Das Sounddesign erstellten wir mit Hilfe von Adobe Audition. Um den Zeichnungen den richtigen Sound zuzuordnen, mussten wir einzelne Loops für die jeweilige Scrollposition erstellen – insgesamt um die 15 Loops. Doch wieso genau Loops? Bleibt der Leser länger auf einer Scrollposition stehen, soll die Geräuschkulisse in der Endlosschleife weiterlaufen, bis er weiterscrollt. Aus diesem Grund erstellten wir Loops à 10 Sekunden. Damit der Übergang nicht hörbar ist, verwendeten wir die Funktion “Mix Paste”. Dabei wird ein Fragment vom Schluss der Audiodatei am Anfang eingefügt und mit der bestehenden vermischt. Um die räumliche Orientierung zu verstärken, haben wir alle Sounds im Stereopanorama abgemischt und so positioniert, dass sie mit dem Bild übereinstimmen.

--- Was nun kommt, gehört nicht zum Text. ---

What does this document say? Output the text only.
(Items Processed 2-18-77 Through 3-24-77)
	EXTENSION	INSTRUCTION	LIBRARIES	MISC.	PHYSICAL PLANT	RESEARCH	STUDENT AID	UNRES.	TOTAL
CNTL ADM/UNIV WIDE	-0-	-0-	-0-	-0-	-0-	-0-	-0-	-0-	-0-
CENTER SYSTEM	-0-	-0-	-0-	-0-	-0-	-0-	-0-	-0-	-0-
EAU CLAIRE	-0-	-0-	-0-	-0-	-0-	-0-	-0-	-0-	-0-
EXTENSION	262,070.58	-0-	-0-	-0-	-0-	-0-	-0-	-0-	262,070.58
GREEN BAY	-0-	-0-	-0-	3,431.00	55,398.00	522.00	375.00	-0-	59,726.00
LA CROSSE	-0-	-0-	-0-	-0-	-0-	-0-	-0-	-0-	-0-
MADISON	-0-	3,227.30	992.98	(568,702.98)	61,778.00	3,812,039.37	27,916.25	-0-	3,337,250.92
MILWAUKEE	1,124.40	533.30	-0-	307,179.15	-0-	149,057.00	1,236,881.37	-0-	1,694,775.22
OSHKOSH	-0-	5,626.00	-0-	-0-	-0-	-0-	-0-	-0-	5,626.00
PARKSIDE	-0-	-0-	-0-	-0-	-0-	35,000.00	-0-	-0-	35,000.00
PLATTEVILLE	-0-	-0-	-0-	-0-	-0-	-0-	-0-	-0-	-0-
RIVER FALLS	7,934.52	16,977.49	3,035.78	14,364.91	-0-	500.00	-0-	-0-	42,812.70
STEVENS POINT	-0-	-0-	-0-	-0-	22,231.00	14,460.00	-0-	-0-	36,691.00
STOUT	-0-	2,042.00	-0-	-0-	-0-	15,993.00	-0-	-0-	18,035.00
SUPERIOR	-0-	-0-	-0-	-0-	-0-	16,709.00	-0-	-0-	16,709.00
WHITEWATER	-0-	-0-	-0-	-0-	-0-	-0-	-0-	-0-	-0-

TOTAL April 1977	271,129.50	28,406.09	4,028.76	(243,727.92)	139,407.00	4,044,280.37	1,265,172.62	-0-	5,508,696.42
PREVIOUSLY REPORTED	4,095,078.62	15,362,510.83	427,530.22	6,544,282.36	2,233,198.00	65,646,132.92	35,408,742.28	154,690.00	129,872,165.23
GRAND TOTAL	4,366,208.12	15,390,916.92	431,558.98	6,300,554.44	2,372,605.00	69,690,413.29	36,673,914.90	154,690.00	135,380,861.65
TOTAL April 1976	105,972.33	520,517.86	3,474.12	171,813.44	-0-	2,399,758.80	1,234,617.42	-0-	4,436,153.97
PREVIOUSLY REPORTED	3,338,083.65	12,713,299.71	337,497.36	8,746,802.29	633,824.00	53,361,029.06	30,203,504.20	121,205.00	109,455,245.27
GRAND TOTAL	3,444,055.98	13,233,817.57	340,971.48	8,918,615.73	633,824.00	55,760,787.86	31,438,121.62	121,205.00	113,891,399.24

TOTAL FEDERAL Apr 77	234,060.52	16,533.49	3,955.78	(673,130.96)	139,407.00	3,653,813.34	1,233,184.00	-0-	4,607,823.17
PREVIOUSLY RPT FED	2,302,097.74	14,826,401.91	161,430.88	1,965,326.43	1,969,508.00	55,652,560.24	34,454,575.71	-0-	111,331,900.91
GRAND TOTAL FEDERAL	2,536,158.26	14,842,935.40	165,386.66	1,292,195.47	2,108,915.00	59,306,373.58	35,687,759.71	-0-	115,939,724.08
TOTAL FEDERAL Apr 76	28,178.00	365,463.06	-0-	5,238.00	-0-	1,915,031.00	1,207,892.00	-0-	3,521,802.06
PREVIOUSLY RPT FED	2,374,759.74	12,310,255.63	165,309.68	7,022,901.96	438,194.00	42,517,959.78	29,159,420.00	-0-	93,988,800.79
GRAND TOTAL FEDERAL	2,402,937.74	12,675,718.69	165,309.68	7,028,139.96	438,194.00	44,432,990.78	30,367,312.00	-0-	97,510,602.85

Am Schluss wurde alle Sounds gleich laut abgemischt.

Website

Bei der Website hatten wir zunächst die Schwierigkeit herauszufinden, wie wir die Übergänge und Animationen überhaupt umsetzen möchten. Beim Comic “The Boat” funktionieren alle Animationen mit Scrollen. Wir haben uns entschieden, auch alle Animationen über Scrollen zu machen, da diese Bewegung am wenigsten verwirrt. Allerdings besteht “The Boat” aus mehreren Ebenen und Effekten und ist damit äusserst aufwendig. Ausserdem ist nicht direkt ersichtlich, wie er technisch aufgebaut ist.

Deshalb suchten wir selbst nach Möglichkeiten. Wir versuchten es zuerst mit PlugIns wie AOS (Animate on Scroll) und auch P5 aus. Beides funktionierte allerdings nur für einen Teil der Animationen. Bei P5 hatten wir beispielsweise die Schwierigkeit mehrere Canvas an verschiedenen Scroll-Positionen zu platzieren.

Ein weiterer Versuch mit einem Video, welches sich durch Scrollen abspielt, ist ebenfalls gescheitert, da die Darstellung in vielen Browser bei schnellen Bewegungen nicht flüssig war.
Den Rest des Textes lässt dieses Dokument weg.